DOVER-FOXCROFT – State, county and municipal officials focused their attention Monday on a long-term solution to alleviate the overcrowding and cramped space at the District Court building.
The need for more space at the courthouse has been a pressing issue for some time. On court days, the facility overflows with some participants spilling out onto the outside entrance to the building. In addition, the three full-time clerks work from a crackerjack-box size room.
“What we have here is not an acceptable situation, we just don’t have enough space. We need to do something,” James “Ted” Glassner, state court administrator, said at the Monday afternoon session.
Glassner said it was important for the state and county to use the existing space in Superior Court and fix it up to meet the needs. “I would want to give that some serious consideration,” he said.
Toward that end, Piscataquis County Commissioners Eben DeWitt, Woodrouffe “Tony” Bartley and Gordon Andrews were agreeable to a state-funded preliminary architectural study of both the District and Superior Court buildings.
The commissioners, in the past, were reluctant to consider the renovation of the historical Superior Court building. DeWitt said there are some county residents who are not enthusiastic about remodeling the 1860’s building.
The trio had instead leaned toward construction of a new facility on property purchased a couple of years ago by the county for expansion needs.
But the whole project hinges on financing, DeWitt said Monday. “The financing is paramount in my mind,” he said.
Andrews, too, said financing is the big issue considering the 18,000 county residents will ultimately fund any new building or renovation costs.

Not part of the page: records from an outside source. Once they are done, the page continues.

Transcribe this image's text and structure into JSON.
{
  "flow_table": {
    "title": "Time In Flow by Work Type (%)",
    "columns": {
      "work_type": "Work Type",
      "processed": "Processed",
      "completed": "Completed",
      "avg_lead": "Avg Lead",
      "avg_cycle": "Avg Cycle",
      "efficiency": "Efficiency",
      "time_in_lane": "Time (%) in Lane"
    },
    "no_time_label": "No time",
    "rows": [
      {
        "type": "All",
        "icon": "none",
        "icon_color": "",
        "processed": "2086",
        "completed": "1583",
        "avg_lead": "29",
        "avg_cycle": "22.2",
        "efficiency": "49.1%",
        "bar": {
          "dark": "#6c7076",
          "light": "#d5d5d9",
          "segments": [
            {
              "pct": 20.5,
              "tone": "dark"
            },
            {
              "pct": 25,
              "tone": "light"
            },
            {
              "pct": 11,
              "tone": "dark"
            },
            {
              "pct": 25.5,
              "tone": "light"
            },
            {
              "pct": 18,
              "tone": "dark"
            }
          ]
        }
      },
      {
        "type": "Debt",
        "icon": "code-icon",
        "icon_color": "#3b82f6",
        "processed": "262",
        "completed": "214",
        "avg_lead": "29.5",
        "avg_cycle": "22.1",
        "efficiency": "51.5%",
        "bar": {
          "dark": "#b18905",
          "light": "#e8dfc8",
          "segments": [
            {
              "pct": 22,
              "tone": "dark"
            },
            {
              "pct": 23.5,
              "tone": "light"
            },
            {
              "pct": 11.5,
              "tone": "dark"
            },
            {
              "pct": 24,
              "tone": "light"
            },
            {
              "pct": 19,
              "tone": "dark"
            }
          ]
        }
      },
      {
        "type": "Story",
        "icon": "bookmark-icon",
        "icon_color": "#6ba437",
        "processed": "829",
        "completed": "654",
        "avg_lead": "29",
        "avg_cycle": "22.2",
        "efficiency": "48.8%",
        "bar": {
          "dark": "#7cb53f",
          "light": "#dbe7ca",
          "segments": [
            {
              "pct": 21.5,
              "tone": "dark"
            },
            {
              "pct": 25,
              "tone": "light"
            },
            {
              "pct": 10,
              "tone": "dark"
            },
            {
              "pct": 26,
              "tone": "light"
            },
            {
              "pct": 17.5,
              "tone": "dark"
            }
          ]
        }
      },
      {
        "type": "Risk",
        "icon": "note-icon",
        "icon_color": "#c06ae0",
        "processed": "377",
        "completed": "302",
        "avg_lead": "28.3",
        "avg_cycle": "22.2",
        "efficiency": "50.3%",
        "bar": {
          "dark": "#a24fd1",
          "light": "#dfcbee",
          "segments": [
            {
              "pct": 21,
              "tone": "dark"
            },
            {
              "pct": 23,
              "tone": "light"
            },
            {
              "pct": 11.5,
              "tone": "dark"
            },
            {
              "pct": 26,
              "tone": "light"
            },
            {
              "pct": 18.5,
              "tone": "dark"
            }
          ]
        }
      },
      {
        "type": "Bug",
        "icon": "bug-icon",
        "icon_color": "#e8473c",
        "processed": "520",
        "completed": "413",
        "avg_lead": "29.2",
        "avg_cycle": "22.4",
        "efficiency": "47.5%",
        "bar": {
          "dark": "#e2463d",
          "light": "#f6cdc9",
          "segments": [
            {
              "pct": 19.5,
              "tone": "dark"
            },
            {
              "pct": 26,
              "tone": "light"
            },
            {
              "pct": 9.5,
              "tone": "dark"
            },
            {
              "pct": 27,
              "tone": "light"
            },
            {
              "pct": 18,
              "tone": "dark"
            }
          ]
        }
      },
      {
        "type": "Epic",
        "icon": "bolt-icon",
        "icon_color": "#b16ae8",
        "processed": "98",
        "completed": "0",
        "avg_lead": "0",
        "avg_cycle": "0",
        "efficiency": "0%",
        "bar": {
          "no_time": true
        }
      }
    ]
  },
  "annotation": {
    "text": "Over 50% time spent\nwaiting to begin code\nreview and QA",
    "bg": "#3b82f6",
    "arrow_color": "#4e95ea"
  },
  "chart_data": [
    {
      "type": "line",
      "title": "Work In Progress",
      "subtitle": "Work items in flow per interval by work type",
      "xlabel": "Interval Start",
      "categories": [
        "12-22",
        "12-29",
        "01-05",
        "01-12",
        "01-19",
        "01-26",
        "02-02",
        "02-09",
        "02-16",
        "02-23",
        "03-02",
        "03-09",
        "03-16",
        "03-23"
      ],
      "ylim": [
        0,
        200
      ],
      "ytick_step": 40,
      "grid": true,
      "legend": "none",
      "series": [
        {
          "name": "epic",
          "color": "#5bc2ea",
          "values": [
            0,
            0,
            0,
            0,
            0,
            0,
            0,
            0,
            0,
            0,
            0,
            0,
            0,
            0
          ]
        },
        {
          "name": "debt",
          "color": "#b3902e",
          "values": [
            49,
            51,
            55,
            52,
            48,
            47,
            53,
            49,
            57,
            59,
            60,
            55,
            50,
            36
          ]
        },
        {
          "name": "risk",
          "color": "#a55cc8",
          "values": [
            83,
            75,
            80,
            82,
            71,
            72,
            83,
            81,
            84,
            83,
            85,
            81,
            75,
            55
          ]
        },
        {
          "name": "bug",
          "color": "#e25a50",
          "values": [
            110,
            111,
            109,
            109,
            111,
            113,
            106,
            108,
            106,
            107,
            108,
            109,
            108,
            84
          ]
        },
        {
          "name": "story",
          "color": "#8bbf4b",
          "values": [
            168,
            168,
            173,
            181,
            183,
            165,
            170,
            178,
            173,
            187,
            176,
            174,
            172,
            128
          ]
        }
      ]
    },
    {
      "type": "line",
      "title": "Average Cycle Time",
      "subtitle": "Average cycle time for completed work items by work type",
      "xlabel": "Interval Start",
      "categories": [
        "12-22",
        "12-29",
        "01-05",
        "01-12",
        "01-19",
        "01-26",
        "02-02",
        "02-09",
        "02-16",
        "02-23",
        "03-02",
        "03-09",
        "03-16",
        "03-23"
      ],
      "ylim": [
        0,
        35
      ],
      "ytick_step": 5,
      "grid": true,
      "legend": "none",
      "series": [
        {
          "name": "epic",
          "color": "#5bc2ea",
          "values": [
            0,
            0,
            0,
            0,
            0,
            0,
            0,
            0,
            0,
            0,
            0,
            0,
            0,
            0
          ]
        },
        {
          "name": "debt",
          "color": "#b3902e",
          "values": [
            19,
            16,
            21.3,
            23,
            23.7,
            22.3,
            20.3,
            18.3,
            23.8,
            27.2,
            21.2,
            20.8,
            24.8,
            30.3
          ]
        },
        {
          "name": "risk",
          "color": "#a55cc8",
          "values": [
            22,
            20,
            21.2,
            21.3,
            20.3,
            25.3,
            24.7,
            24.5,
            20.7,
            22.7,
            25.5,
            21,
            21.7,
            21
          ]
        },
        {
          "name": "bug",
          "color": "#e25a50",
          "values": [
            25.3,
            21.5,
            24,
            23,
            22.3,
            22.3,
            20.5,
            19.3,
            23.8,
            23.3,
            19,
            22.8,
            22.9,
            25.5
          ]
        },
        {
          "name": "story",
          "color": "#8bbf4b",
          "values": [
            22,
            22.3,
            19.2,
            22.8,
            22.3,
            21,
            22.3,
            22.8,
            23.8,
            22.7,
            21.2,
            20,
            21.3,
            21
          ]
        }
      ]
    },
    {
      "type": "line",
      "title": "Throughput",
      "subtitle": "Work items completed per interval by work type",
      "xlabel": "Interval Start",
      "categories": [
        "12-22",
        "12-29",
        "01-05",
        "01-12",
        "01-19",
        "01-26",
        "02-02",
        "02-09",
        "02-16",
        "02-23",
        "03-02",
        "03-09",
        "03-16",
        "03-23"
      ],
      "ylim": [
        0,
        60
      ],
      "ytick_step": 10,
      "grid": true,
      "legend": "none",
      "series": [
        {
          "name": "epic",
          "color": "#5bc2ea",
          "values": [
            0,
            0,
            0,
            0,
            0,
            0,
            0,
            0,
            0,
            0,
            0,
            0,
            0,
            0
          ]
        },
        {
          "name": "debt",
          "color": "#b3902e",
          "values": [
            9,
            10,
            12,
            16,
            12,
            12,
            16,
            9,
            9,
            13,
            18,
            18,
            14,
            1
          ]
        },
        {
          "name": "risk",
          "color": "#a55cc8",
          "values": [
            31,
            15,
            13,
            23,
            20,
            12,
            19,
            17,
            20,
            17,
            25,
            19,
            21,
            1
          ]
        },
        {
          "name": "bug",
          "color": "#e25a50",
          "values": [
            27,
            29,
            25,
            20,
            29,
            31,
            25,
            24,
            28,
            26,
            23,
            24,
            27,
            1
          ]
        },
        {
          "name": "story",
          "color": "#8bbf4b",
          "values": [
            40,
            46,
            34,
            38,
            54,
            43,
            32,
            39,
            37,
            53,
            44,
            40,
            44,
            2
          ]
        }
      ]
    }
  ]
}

Glassner said it likely would cost “tens of thousands of dollars” for the renovation compared to “millions of dollars” for new construction. He said the goal “is to keep the clerk’s operation combined and to have a single operation.”
Currently, Lisa Richardson serves the clerk functions of both District and Superior courts. She said Monday that operating two different offices to accommodate both courts is cumbersome. “Whichever office you’re in, you’re in the wrong one,” Richardson said.
Because of the county’s small docket load, Glassner suggested that the Superior Court room could function as both the District and Superior Court rooms. “Why not maximize use of that courtroom,” he said.
To do that, Judge Kevin Stitham suggested the office of deeds could be moved onto a third floor in the Superior Court room with the elevator extended to that floor. The space vacated on the second floor where the Superior Court room is located could be used by the clerk of courts and for associated court needs.
The commissioners learned that new construction or renovation can be funded by the state, although monies for these purposes are limited. In addition, a building can be financed by an investor or constructed and financed by the county.
If an option to address the long-term needs is selected that does not include the use of the Peaks Building, a private residence that was renovated for court purposes in 1976, DeWitt said the building likely would be demolished.
That didn’t set well with Sheriff John Goggin, who said it would be a travesty to tear down the building. He said it could be used as an office building, could house the sheriff’s department or even the Dover-Foxcroft Police Department. “There’s any number of possibilities you could do with this building,” he said.
Those possibilities will be among the issues addressed by the committee over the next few months.
Glassner said that for the architectural study he would require county officials to list the basic needs of their offices. From there, Glassner said, cost estimates could be provided and distributed to the committee at a future meeting.